As with its cuisine, Omakase's interior design is an elegant fusion of traditional and modern styles. There are comfy sofa chairs (complete with mirrors) for groups, and high stool chairs for solo diners. Also, the walls are covered with quirky Japanese-style drawings, which are great to look at while waiting for your order.
On another note, if you're looking for a different way to treat your Mom this Mother's Day, Omakase is a great choice. It's very family-friendly, and there's something on the menu for everyone, as you'll see in the next section.
For the appetizers, we ordered one Omakase Soup and one Oyster Butteryaki.
As for the main cuisine, our choice was the tonkatsudon (deep-fried breaded pork over rice).
(Another side note: Notice how the edges of the bowl are dented? They're there for a reason. In Japan, it's considered bad luck to position your chopsticks in the bowl as though they're incense sticks. Instead, you should either place them on a chopstick holder — which wasn't provided for some reason — or lay them horizontally on top of the bowl.)
Of course, no full meal would be complete without dessert. And it shouldn't be just any dessert; it should be one we haven't seen a hundred times before in a hundred other restaurants. So when we flipped through Omakase's list of desserts, we picked out the Tempura Ice Cream immediately.
The soft, springy texture of the tempura coating was a nice addition to the ice cream, melted chocolate, sliced mango and cherry mixture. Our only complaint was that the tempura could've been cut into smaller pieces for easier eating.
Last, but not the least, we drank the Panama Orange (Glass).
Overall, Omakase dishes have that uniquely Japanese light-yet-satisfying quality. Most diners recommend their makimono, dynamite roll and spicy tuna salad, but we think these other dishes are worth a try as well.
In general, Japanese restaurants are known for their high-quality service. Omakase is no different: From the moment you walk through their doors, you'll be greeted with a hearty "Irasshaimase!" ("Welcome!").
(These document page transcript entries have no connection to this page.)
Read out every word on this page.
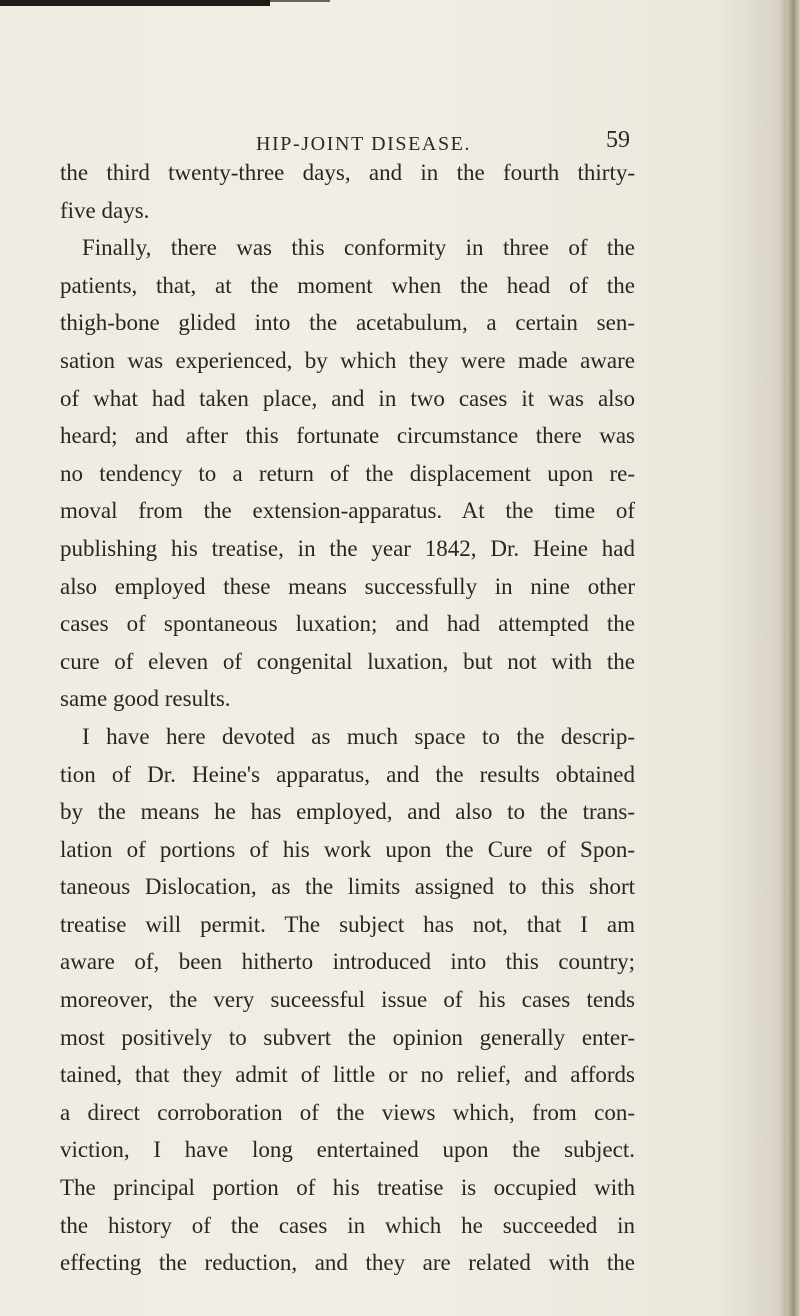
HIP-JOINT DISEASE.	59
the third twenty-three days, and in the fourth thirty-
five days.
Finally, there was this conformity in three of the
patients, that, at the moment when the head of the
thigh-bone glided into the acetabulum, a certain sen-
sation was experienced, by which they were made aware
of what had taken place, and in two cases it was also
heard; and after this fortunate circumstance there was
no tendency to a return of the displacement upon re-
moval from the extension-apparatus. At the time of
publishing his treatise, in the year 1842, Dr. Heine had
also employed these means successfully in nine other
cases of spontaneous luxation; and had attempted the
cure of eleven of congenital luxation, but not with the
same good results.
I have here devoted as much space to the descrip-
tion of Dr. Heine's apparatus, and the results obtained
by the means he has employed, and also to the trans-
lation of portions of his work upon the Cure of Spon-
taneous Dislocation, as the limits assigned to this short
treatise will permit. The subject has not, that I am
aware of, been hitherto introduced into this country;
moreover, the very suceessful issue of his cases tends
most positively to subvert the opinion generally enter-
tained, that they admit of little or no relief, and affords
a direct corroboration of the views which, from con-
viction, I have long entertained upon the subject.
The principal portion of his treatise is occupied with
the history of the cases in which he succeeded in
effecting the reduction, and they are related with the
If the restaurant doesn't have too many people, as was the case during our visit, they'll give you the most comfortable seats available — even if you're only a solo diner!
Also, since there's at least one waiter on standby, you can easily let them know if you need anything. The staff also have friendly dispositions, and always do their best to make you feel comfortable. Granted, the orders took a little too long to arrive, but the end result was great, so it's worth it.
For those reasons, we tipped them on top of the service charge in the final bill. As we talked about in previous posts, great service deserves to be recognized.
Omakase is for anyone trying out Japanese food for the first time. They manage to infuse a modern, Filipino-friendly twist to their dishes, without sacrificing their inherent Japanese-ness. On the other hand, if you want your experience to be as "authentic" as possible, other restaurants may do a better job. To Omakase, we give a 4/5 rating.